E como ficam os espoliados até hoje?

A Constituição da República diz que os esbulhos efectuados até agora têm de ser devidamente justificados e fundamentados. Como foram necessários dois anos e meio para concluir que o Decreto Presidencial 69/21 é uma enormidade jurídica, podemos esperar pelo menos 25 anos para sair a fundamentação dos esbulhos. Se alguém quiser reclamar, João Lourenço chama o general assassino Lloyd Austin e os reclamantes metem o rabo entre as pernas. Não querem entrar na lista dos milhões que o novo amigo do chefe assassinou por esse mundo. Os julgamentos feitos ao cheiro da gasosa vão ser repetidos? Esperem sentados ou nas celas.
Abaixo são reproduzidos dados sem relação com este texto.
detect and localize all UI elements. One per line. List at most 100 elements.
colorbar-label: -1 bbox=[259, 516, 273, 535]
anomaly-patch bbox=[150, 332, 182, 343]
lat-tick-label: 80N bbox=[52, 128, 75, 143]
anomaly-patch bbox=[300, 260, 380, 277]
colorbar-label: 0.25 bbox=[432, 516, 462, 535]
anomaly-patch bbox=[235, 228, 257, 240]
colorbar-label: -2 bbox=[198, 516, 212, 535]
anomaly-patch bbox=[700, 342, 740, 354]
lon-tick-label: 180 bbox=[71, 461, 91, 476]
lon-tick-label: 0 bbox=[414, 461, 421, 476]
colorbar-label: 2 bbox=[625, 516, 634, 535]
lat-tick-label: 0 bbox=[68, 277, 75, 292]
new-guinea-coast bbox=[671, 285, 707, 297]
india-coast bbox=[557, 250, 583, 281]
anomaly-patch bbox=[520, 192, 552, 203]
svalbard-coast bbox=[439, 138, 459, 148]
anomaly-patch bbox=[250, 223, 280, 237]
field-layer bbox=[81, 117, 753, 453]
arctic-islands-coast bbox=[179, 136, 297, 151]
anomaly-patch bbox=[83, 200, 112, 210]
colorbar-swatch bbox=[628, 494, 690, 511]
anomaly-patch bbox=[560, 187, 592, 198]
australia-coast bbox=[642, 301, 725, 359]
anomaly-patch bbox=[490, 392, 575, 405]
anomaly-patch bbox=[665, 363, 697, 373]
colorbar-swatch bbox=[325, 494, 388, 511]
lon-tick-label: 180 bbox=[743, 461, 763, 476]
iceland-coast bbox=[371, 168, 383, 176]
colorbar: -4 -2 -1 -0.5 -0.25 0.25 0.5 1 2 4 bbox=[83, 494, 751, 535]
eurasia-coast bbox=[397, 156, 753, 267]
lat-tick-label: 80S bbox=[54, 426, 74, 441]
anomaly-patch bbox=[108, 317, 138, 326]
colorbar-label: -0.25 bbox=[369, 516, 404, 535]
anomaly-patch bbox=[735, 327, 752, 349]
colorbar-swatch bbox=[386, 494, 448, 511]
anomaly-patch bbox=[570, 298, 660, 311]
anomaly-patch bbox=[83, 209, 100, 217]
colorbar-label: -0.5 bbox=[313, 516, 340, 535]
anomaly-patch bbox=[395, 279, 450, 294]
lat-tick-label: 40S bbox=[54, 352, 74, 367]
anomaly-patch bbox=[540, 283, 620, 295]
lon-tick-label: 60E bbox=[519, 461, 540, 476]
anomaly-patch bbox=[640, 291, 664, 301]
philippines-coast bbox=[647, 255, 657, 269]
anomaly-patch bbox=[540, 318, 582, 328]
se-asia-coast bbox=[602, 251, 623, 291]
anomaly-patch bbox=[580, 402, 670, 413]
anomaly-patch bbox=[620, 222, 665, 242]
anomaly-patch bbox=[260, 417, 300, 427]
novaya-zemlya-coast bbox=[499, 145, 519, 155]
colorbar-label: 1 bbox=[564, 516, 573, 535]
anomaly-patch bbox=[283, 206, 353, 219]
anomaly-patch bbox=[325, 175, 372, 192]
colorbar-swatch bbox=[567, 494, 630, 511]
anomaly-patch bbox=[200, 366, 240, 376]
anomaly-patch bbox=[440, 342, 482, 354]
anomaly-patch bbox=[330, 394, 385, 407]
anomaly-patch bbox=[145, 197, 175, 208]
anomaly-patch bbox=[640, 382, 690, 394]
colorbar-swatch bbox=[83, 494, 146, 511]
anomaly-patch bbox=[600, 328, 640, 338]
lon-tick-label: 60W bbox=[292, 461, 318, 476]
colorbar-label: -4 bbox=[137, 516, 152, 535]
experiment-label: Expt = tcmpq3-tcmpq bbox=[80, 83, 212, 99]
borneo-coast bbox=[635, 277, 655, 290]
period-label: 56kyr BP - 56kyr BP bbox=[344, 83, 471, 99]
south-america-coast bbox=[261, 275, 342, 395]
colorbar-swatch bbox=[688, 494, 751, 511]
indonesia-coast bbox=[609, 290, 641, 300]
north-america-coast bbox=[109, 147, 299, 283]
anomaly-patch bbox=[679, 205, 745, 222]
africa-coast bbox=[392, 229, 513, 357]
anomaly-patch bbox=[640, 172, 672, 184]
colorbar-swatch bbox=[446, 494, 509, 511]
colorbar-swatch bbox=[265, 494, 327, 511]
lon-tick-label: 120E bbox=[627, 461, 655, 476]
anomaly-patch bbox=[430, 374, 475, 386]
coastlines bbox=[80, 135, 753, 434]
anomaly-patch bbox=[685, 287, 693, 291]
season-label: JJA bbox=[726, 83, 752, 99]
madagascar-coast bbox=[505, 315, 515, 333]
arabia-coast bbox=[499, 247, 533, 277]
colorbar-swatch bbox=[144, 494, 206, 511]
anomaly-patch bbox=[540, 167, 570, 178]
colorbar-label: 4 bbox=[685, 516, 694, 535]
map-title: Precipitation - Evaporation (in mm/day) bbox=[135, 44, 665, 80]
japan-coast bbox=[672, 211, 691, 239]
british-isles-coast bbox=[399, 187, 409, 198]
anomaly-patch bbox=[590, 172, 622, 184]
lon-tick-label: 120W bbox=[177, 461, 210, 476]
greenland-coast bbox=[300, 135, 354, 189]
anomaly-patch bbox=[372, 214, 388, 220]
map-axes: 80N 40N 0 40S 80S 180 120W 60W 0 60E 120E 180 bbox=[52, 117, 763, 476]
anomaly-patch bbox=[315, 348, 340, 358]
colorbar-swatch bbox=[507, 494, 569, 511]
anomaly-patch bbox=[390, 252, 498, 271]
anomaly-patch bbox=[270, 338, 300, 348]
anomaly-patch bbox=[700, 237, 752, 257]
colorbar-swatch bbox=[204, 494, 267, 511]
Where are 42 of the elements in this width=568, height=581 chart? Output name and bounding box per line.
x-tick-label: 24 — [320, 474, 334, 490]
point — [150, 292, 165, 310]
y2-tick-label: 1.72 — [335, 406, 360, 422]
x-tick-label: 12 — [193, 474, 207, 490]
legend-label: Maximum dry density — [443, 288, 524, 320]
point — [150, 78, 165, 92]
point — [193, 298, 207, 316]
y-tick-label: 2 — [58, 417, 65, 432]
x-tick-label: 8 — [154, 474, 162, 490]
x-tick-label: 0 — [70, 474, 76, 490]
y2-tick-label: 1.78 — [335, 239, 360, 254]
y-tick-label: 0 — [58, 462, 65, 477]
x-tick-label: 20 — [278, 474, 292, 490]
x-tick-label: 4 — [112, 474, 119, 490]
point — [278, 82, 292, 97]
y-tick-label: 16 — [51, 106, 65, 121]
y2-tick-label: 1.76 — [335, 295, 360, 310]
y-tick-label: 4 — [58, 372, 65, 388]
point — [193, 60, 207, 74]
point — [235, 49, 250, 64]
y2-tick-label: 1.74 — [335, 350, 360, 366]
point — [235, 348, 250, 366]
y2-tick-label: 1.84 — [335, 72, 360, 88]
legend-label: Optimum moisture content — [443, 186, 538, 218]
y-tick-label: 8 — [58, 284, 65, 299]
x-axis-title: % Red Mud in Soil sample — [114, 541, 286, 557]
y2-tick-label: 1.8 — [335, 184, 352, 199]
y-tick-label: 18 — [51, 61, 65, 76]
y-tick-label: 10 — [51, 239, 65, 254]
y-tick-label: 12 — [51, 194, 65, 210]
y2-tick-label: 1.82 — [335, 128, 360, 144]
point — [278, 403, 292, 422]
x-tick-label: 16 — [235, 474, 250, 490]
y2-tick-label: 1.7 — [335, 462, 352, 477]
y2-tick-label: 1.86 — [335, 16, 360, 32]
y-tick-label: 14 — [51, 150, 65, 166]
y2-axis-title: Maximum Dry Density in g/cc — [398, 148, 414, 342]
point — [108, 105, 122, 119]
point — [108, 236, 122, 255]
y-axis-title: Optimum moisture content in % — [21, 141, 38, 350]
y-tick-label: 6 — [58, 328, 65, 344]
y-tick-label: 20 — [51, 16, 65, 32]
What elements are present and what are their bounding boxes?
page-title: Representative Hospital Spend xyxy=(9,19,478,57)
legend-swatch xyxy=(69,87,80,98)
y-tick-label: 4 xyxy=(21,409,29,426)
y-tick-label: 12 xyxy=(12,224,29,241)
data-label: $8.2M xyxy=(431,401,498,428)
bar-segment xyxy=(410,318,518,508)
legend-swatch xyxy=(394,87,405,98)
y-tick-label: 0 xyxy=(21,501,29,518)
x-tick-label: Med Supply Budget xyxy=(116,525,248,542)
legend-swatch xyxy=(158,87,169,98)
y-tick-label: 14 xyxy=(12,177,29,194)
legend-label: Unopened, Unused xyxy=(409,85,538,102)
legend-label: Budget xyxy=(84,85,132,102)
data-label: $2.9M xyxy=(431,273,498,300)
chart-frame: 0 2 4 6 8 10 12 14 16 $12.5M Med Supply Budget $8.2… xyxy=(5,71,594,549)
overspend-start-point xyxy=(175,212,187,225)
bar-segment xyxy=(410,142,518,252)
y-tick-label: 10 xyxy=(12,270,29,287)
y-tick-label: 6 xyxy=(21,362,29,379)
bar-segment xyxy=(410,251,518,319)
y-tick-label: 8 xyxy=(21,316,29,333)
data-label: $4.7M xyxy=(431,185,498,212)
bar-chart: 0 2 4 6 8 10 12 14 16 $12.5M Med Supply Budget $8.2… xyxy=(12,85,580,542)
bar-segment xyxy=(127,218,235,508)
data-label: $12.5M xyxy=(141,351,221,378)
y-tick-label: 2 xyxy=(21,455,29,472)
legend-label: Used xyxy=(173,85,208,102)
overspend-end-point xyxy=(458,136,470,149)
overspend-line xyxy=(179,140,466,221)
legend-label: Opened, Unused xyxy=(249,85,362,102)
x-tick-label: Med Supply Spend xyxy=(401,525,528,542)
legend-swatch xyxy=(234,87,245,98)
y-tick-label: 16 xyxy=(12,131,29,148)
O chefe da casa civil do Presidente da República, Adão de Almeida, chamado a justificar a monstruosidade jurídica que é o Decreto Presidencial da gasosa, citou o Peru, país com grandes tradições democráticas e onde o Estado de Direito comanda. 

Há muitos anos entrevistei o líder do Grupo Tupak Amaru, rival do Sendero Luminoso, na prisão de alta segurança de Canto Grande. Uns amigos peruanos falsificaram um documento que me apresentava como membro da Comissão dos Direitos Humanos da ONU. Fui apanhado mas com a entrevista já na cabeça. Só não me mataram porque o Presidente Alan Garcia, que conheci em Paris nos meus tempos de estudante, disse aos polícias que eu sou bom rapaz. 

Afinal os marimbondos não são assim tão maus. Os mabecos mordem mais e gastam mais combustível da corrupção, latrocínio e exploração de quem trabalha.

O Hamas lançou a operação “Al Aqsa Flood”. O alarido no ocidente alargado mete nojo. Ainda não perceberam que na Faixa de Gaza vivem dois milhões de civis palestinos em 300 quilómetros quadrados. O município de Viana tem 1.344 km2. Não existem lá instalações militares. São todos civis. Alguns lutam pela liberdade com as armas ao seu alcance. 

Israel cercou há muitos anos a Faixa de Gaza por terra, ar e mar. Ninguém entra ou sai sem autorização dos ocupantes. Militares israelitas invadem a Palestina e atacam campos de refugiados. Matam quem lhes apetece. Construíram um muro imenso para enjaular os palestinos. Os “democratas” que eram contra o muro de Berlim aplaudem os novos muros erguidos a mando do estado terrorista mais perigoso do mundo.

Os descendentes dos esclavagistas e colonialistas deviam parar para pensar. Acreditam mesmo que o mundo pode continuar assim? Olhem para Angola. Os colonos acreditaram que os angolanos iam ser sempre escravizados, roubados, espoliados (à sombra de um decreto igual ao de João Lourenço) e humilhados até ao fim dos tempos. Mentira. Todos os Povos do Mundo vão ter o seu 4 de Fevereiro. Todos vão ter a bandeira de um MPLA sob a qual lutam pela Liberdade. Todos vão ter um Agostinho Neto a liderar as suas lutas de libertação. O vosso tempo chegou ao fim.

O ministro da Saúde da Faixa de Gaza declarou que até ao momento em que escrevo (16 horas de sábado) os bombardeamentos israelitas sobre Gaza já causaram 1.600 vítimas civis. Mas o ocidente condena os revoltosos! 

A TPA no seu noticiário das 13 horas de hoje nem uma palavra, nem uma imagem sobre o que se passa na Faixa de Gaza. Ainda não receberam ordens da embaixada dos EUA. 

Há 75 anos três padres capuchinhos, italianos, abriram a Missão de Camabatela, à saída da vila quem vai para o Quitexe, passando pelas quedas Kanakajungo, Katunda,  Bindo e Pumbassai. A capela era de pau a pique coberta com capim. Ao lado uma escola tipo jango! Eu estava na inauguração! Poucos anos depois era inaugurada a catedral, no topo da rua principal onde também morava o Grupo Desportivo de Ambaca. O nosso defesa-central era um mestiço do Golungo Alto, chamado Viriato. O melhor do mundo! O capitão, jogador e treinador era o Sacristão que tinha vindo de Luanda para chefiar a estação dos CTT. Dá-me a ideia que estou a ficar velho.